I set up a simple test in colab the following code:
from datasets import load_dataset, concatenate_datasets, DatasetDict, logging, disable_progress_bars
%pip show datasets #Confirming i am using 2.18
logging.set_verbosity_warning()
# Load the MNLI and SNLI train datasets
mnli_train = load_dataset("glue", "mnli", split="train")
snli_train = load_dataset("snli", split="train")
# Concatenate the MNLI and SNLI datasets
combined_train = concatenate_datasets([mnli_train, snli_train])
mnli_matched = load_dataset("glue", "mnli_matched")

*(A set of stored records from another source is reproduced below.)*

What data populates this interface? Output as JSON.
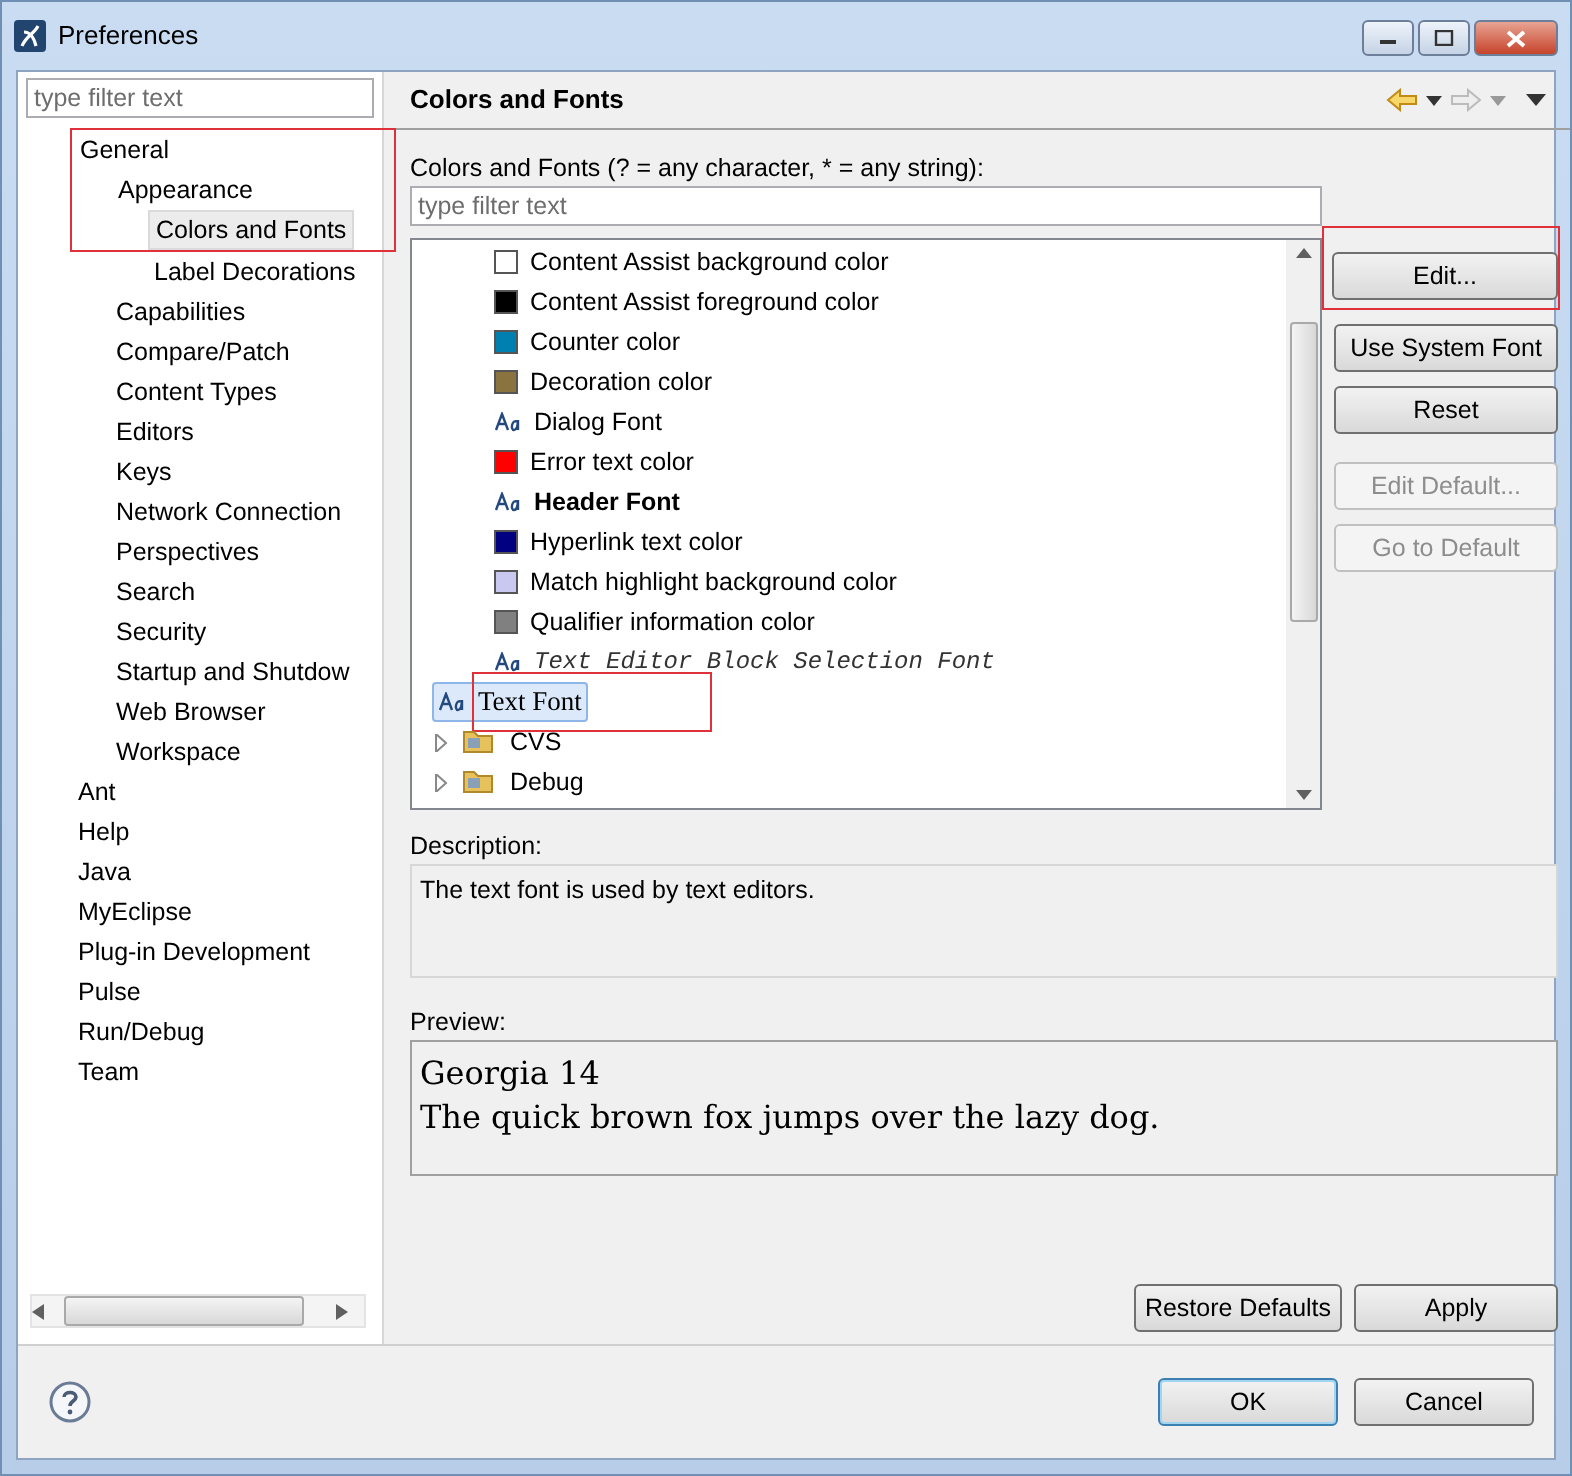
{
  "window": {
    "title": "Preferences"
  },
  "sidebar": {
    "filter": {
      "placeholder": "type filter text"
    },
    "tree": [
      {
        "label": "General",
        "selected": false,
        "highlighted": true,
        "children": [
          {
            "label": "Appearance",
            "selected": false,
            "highlighted": true,
            "children": [
              {
                "label": "Colors and Fonts",
                "selected": true,
                "highlighted": true
              },
              {
                "label": "Label Decorations",
                "selected": false,
                "highlighted": false
              }
            ]
          },
          {
            "label": "Capabilities",
            "selected": false,
            "highlighted": false
          },
          {
            "label": "Compare/Patch",
            "selected": false,
            "highlighted": false
          },
          {
            "label": "Content Types",
            "selected": false,
            "highlighted": false
          },
          {
            "label": "Editors",
            "selected": false,
            "highlighted": false
          },
          {
            "label": "Keys",
            "selected": false,
            "highlighted": false
          },
          {
            "label": "Network Connection",
            "selected": false,
            "highlighted": false
          },
          {
            "label": "Perspectives",
            "selected": false,
            "highlighted": false
          },
          {
            "label": "Search",
            "selected": false,
            "highlighted": false
          },
          {
            "label": "Security",
            "selected": false,
            "highlighted": false
          },
          {
            "label": "Startup and Shutdow",
            "selected": false,
            "highlighted": false
          },
          {
            "label": "Web Browser",
            "selected": false,
            "highlighted": false
          },
          {
            "label": "Workspace",
            "selected": false,
            "highlighted": false
          }
        ]
      },
      {
        "label": "Ant",
        "selected": false,
        "highlighted": false
      },
      {
        "label": "Help",
        "selected": false,
        "highlighted": false
      },
      {
        "label": "Java",
        "selected": false,
        "highlighted": false
      },
      {
        "label": "MyEclipse",
        "selected": false,
        "highlighted": false
      },
      {
        "label": "Plug-in Development",
        "selected": false,
        "highlighted": false
      },
      {
        "label": "Pulse",
        "selected": false,
        "highlighted": false
      },
      {
        "label": "Run/Debug",
        "selected": false,
        "highlighted": false
      },
      {
        "label": "Team",
        "selected": false,
        "highlighted": false
      }
    ]
  },
  "page": {
    "title": "Colors and Fonts",
    "filter_label": "Colors and Fonts (? = any character, * = any string):",
    "filter": {
      "placeholder": "type filter text"
    },
    "items": [
      {
        "kind": "color",
        "label": "Content Assist background color",
        "color": "#ffffff",
        "selected": false,
        "highlighted": false
      },
      {
        "kind": "color",
        "label": "Content Assist foreground color",
        "color": "#000000",
        "selected": false,
        "highlighted": false
      },
      {
        "kind": "color",
        "label": "Counter color",
        "color": "#0080b0",
        "selected": false,
        "highlighted": false
      },
      {
        "kind": "color",
        "label": "Decoration color",
        "color": "#8b7340",
        "selected": false,
        "highlighted": false
      },
      {
        "kind": "font",
        "label": "Dialog Font",
        "selected": false,
        "highlighted": false
      },
      {
        "kind": "color",
        "label": "Error text color",
        "color": "#ff0000",
        "selected": false,
        "highlighted": false
      },
      {
        "kind": "boldfont",
        "label": "Header Font",
        "selected": false,
        "highlighted": false
      },
      {
        "kind": "color",
        "label": "Hyperlink text color",
        "color": "#000080",
        "selected": false,
        "highlighted": false
      },
      {
        "kind": "color",
        "label": "Match highlight background color",
        "color": "#c8c8f0",
        "selected": false,
        "highlighted": false
      },
      {
        "kind": "color",
        "label": "Qualifier information color",
        "color": "#808080",
        "selected": false,
        "highlighted": false
      },
      {
        "kind": "monofont",
        "label": "Text Editor Block Selection Font",
        "selected": false,
        "highlighted": false
      },
      {
        "kind": "seriffont",
        "label": "Text Font",
        "selected": true,
        "highlighted": true
      },
      {
        "kind": "category",
        "label": "CVS",
        "expanded": false,
        "selected": false,
        "highlighted": false
      },
      {
        "kind": "category",
        "label": "Debug",
        "expanded": false,
        "selected": false,
        "highlighted": false
      }
    ],
    "buttons": [
      {
        "label": "Edit...",
        "disabled": false,
        "highlighted": true
      },
      {
        "label": "Use System Font",
        "disabled": false,
        "highlighted": false
      },
      {
        "label": "Reset",
        "disabled": false,
        "highlighted": false
      },
      {
        "label": "Edit Default...",
        "disabled": true,
        "highlighted": false
      },
      {
        "label": "Go to Default",
        "disabled": true,
        "highlighted": false
      }
    ],
    "description_label": "Description:",
    "description": "The text font is used by text editors.",
    "preview_label": "Preview:",
    "preview": [
      "Georgia 14",
      "The quick brown fox jumps over the lazy dog."
    ],
    "page_buttons": [
      "Restore Defaults",
      "Apply"
    ]
  },
  "dialog_buttons": [
    {
      "label": "OK",
      "default": true
    },
    {
      "label": "Cancel",
      "default": false
    }
  ]
}
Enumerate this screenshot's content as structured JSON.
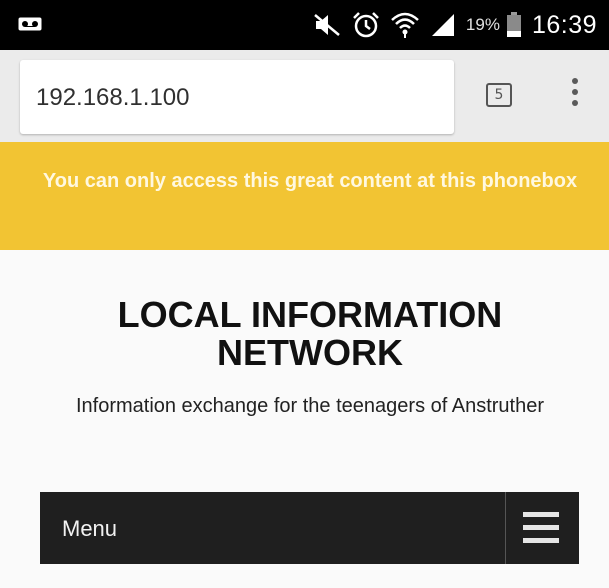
{
  "status_bar": {
    "battery_percent": "19%",
    "time": "16:39",
    "icons": [
      "voicemail-icon",
      "mute-icon",
      "alarm-icon",
      "wifi-icon",
      "signal-icon",
      "battery-icon"
    ]
  },
  "browser": {
    "url": "192.168.1.100",
    "tab_count": "5",
    "icons": [
      "tab-switcher-icon",
      "overflow-menu-icon"
    ]
  },
  "banner": {
    "text": "You can only access this great content at this phonebox",
    "color": "#f2c433"
  },
  "site": {
    "title": "LOCAL INFORMATION NETWORK",
    "tagline": "Information exchange for the teenagers of Anstruther"
  },
  "nav": {
    "menu_label": "Menu",
    "toggle_icon": "hamburger-icon",
    "color": "#1f1f1f"
  }
}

combined_dataset = DatasetDict({
'train': combined_train, # This is the new combined train split
# Include other splits from mnli_matched if needed, like:
'validation': mnli_matched['validation'],
'test': mnli_matched['test']
})
logging.set_verbosity_info()
disable_progress_bars()
print(combined_dataset)
print("saving")
combined_dataset.save_to_disk("./test", num_proc=2)
With verbosity_info() you get the following error:
Exception in thread Thread-34 (_handle_results):
Traceback (most recent call last):
File "/usr/lib/python3.10/threading.py", line 1016, in _bootstrap_inner
self.run()
File "/usr/lib/python3.10/threading.py", line 953, in run
self._target(*self._args, **self._kwargs)
File "/usr/local/lib/python3.10/dist-packages/multiprocess/pool.py", line 579, in _handle_results
task = get()
File "/usr/local/lib/python3.10/dist-packages/multiprocess/connection.py", line 254, in recv
return _ForkingPickler.loads(buf.getbuffer())
File "/usr/local/lib/python3.10/dist-packages/dill/_dill.py", line 303, in loads
return load(file, ignore, **kwds)
File "/usr/local/lib/python3.10/dist-packages/dill/_dill.py", line 289, in load
return Unpickler(file, ignore=ignore, **kwds).load()
File "/usr/local/lib/python3.10/dist-packages/dill/_dill.py", line 444, in load
obj = StockUnpickler.load(self)
TypeError: CastError.__init__() missing 2 required keyword-only arguments: 'table_column_names' and 'requested_column_names'
(also on a side note I was hoping verbosity_info would show the saving progress. Anyone know how I can see the progress at the moment Progress Bars dont work using Papermill)